There are three key components for an organization to be exempt from federal income tax under section 501(c) (3) of the Internal Revenue Code. A not-for-profit (i.e., nonprofit) organization must be organized and operated exclusively for one or more exempt purposes.
ORGANIZED – A 501(c) (3) organization must be organized as a corporation, trust, or unincorporated association. An organization’s organizing documents (articles of incorporation, trust documents, articles of association) must: limit its purposes to those described in section 501(c)(3) of the IRC; not expressly permit activities that do not further its exempt purpose(s), i.e., unrelated activities; and permanently dedicate its assets to exempt purposes.

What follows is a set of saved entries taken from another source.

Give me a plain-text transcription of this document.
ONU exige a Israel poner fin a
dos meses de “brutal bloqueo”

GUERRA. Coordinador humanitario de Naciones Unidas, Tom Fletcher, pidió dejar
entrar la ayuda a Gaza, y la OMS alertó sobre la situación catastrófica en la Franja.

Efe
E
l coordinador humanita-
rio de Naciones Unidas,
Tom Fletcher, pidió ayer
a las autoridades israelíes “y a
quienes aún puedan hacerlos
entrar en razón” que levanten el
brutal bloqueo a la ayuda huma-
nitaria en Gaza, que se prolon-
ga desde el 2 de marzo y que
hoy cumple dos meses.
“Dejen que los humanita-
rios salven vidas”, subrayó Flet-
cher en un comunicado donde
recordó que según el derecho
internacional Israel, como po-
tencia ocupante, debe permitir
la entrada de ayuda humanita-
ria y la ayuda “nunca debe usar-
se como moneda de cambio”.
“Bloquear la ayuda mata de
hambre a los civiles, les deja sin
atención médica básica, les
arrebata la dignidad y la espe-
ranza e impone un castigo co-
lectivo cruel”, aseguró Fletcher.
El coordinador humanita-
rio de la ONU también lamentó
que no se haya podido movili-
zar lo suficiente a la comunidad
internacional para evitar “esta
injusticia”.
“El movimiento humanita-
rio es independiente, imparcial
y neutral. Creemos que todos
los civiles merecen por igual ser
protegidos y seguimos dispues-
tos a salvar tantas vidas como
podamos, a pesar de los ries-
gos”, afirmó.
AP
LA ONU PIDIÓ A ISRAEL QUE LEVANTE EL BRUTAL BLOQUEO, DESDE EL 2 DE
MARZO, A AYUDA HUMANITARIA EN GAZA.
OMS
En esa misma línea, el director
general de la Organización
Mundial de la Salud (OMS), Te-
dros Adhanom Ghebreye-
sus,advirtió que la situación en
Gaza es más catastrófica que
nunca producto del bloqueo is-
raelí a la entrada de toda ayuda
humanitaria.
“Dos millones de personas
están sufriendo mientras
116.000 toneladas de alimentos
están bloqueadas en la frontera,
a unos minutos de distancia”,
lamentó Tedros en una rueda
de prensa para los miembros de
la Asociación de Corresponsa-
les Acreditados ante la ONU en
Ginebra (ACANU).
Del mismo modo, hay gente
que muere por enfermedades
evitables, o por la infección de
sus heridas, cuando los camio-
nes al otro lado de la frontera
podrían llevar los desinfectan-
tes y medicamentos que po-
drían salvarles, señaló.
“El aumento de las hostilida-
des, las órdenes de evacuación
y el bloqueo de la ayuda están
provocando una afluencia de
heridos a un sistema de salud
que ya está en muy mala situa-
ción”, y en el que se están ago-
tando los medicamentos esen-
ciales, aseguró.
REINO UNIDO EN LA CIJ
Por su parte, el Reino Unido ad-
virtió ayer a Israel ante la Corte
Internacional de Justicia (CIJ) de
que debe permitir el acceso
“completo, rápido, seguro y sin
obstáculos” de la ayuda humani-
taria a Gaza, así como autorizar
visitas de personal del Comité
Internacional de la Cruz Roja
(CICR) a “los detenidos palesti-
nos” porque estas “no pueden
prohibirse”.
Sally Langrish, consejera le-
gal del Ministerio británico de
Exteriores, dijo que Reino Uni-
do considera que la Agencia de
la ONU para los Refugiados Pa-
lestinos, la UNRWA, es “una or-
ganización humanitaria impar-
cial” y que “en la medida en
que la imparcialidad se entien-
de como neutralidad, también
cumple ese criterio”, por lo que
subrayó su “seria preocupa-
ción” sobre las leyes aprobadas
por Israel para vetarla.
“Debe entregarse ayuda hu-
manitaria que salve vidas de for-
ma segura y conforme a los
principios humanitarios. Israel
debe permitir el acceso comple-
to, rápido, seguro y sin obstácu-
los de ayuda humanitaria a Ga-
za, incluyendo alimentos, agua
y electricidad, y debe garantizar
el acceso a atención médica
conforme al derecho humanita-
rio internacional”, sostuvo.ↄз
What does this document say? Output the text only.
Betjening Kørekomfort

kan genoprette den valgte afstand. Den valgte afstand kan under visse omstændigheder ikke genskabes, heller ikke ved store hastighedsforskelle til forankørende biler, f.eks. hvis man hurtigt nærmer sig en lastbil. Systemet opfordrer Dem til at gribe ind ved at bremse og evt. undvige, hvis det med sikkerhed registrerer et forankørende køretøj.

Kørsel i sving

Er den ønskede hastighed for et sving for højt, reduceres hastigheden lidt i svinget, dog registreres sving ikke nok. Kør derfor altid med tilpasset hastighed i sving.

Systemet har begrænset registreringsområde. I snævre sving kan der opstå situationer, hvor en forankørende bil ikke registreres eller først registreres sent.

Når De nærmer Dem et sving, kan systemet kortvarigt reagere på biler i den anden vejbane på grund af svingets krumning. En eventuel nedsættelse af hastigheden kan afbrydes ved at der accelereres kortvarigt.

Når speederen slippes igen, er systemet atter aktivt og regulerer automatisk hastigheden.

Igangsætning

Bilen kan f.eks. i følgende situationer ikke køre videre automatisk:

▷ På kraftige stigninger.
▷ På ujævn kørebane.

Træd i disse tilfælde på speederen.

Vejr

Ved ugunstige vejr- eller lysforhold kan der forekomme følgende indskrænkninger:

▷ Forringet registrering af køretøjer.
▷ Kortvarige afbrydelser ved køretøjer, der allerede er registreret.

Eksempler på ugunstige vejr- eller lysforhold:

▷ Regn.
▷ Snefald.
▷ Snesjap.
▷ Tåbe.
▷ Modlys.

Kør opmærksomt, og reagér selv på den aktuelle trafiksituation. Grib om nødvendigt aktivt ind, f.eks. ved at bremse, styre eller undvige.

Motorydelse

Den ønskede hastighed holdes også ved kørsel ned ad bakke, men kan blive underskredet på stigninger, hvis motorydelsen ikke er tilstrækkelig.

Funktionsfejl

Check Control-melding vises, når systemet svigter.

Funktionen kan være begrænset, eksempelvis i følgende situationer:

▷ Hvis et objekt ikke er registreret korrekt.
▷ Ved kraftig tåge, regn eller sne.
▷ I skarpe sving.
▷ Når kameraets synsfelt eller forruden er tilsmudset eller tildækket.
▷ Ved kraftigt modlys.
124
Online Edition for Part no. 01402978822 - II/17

OPERATED – Because a substantial portion of an organization’s activities must further its exempt purpose(s), certain other activities are prohibited or restricted. A 501(c) (3) organization:
- Must absolutely refrain from participating in the political campaigns of candidates for local, state, or federal office.
- Must restrict its lobbying activities to an insubstantial part of its total activities n must ensure that its earnings do not inure to the benefit of any private shareholder or individual.
- Must not operate for the benefit of private interests such as those of its founder, the founder’s family, its shareholders or persons controlled by such interests.
- Must not operate for the primary purpose of conducting a trade or business that is not related to its exempt purpose, such as a school’s operation of a factory.
- May not have purposes or activities that are illegal or violate fundamental public policy.
EXEMPT PURPOSE – To be tax exempt, an organization must have one or more exempt purposes, stated in its organizing document: charitable, educational, religious, scientific, literary, fostering national or international sports competition, preventing cruelty to children or animals, and testing for public safety.